This past Wednesday night I poured La Niña del Mezcal at a Tastemade event at San Francisco’s Ferry Building with Reza Esmaili of Derby Cocktail Co. The experience was fascinating for what it said about one of the core issues in the mezcal world: Should you drink it straight or in a cocktail? You know it’s an issue because you’ve seen all the great cocktails being made from mezcal and witnessed the volume that goes into that. Pretty much any restaurant or bar that has mezcal on the menu features it in a cocktail and just by looking around you can see that the cocktails are what are moving with nary a glass of pure mezcal being served. Those cocktails represent critical revenue all along the economic chain; restaurants can make great margins from them, importers and distributors as well not to mention the people who actually distill and bottle our favored spirit. And yet, it’s also a profound blow to the heart of mezcal.
Wednesday night’s tasting was casual with me pouring mezcal straight on the left and Reza making a mezcal piña colada on the right. The vast majority of guests reflexively reached for the cocktail first so it was everything Reza and I could do to convince them to try the mezcal neat first. With a little push, most everyone did try the mezcal and most of those said they liked it. Quite a few circled back for another drink of even after drinking Reza’s great cocktail.

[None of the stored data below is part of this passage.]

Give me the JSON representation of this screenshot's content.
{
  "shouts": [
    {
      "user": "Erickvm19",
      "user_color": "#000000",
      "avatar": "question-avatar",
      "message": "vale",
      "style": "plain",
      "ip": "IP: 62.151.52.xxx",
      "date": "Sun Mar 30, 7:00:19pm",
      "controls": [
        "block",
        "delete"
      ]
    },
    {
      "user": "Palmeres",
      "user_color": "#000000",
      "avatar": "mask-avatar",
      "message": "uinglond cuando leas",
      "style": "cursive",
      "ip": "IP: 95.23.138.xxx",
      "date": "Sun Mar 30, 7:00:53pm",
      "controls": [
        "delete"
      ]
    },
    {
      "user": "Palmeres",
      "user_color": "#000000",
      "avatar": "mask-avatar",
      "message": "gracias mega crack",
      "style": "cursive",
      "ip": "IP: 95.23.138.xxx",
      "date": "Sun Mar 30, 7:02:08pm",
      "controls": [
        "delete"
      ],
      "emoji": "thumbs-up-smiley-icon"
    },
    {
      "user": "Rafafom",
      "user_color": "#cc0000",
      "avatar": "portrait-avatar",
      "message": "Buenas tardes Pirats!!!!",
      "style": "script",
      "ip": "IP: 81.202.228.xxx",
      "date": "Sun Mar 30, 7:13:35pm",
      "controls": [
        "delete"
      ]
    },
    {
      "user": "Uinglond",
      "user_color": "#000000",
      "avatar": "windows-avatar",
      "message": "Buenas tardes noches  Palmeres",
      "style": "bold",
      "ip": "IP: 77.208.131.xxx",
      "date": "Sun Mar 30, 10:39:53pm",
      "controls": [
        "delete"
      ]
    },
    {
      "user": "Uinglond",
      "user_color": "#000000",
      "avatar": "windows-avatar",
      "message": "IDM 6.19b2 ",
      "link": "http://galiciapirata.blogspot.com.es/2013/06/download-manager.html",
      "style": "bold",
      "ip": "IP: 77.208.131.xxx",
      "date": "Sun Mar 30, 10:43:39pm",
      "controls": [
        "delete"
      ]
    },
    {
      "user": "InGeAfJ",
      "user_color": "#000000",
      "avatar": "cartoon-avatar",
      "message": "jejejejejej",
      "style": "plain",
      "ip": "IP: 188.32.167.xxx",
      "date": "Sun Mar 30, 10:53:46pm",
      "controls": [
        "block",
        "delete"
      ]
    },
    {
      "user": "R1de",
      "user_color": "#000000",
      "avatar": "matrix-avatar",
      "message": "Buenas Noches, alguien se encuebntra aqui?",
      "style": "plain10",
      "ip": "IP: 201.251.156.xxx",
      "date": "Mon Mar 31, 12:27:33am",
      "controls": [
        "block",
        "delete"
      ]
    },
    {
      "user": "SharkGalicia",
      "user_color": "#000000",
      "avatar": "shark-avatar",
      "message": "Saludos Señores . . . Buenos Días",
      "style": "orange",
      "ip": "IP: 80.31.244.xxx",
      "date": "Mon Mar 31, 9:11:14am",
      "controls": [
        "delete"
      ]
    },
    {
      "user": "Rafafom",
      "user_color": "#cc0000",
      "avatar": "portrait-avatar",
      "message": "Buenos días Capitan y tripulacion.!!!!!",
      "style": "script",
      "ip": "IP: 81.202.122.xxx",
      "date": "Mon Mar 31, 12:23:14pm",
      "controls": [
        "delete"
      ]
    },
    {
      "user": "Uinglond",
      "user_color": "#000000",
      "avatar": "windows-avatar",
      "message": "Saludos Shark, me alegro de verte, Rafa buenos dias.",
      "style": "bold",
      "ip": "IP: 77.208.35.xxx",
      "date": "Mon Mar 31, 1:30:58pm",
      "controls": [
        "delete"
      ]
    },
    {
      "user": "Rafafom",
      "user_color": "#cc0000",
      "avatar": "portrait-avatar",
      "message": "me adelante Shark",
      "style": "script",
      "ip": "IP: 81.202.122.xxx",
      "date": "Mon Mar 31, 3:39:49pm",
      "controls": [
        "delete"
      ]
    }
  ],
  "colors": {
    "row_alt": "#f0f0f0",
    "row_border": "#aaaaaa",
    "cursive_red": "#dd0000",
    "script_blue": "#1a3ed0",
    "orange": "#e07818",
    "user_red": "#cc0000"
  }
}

All of this is a good thing. I had a great time a while back testing mezcal’s amazing flexibility as a cocktail base and continue to be amazed at how bartenders use it. But it’s also something I love to drink straight and would love to introduce to the world that way. I know that you have to get people used to it and that cocktails are the gateway to that experience, but I would so love to find a way similar to last night’s tasting that jumped the queue and took us straight to Go because all those people asking us where they could find a bottle or buy one immediately last night are well on their way to the promised land of the mezcal industry.
Michael Kuntz says
Great piece. I would add that maguey conservation is a real issue in much of Mexico. Monoculture is reducing agave diversity and wild/silvestre are being harvested unsustainably in many parts. In talking with friends in Oaxaca, there is a real concern around turning mezcal into a mass consumption product, something that cocktails lend themselves to. That’s not to denounce the use; it’s just to add another variable to taste/appreciation.
maxgarrone says
Hi Michael,
Yes, conservation is a huge issue and, you’re right, it’s yet another variable in this very complex question.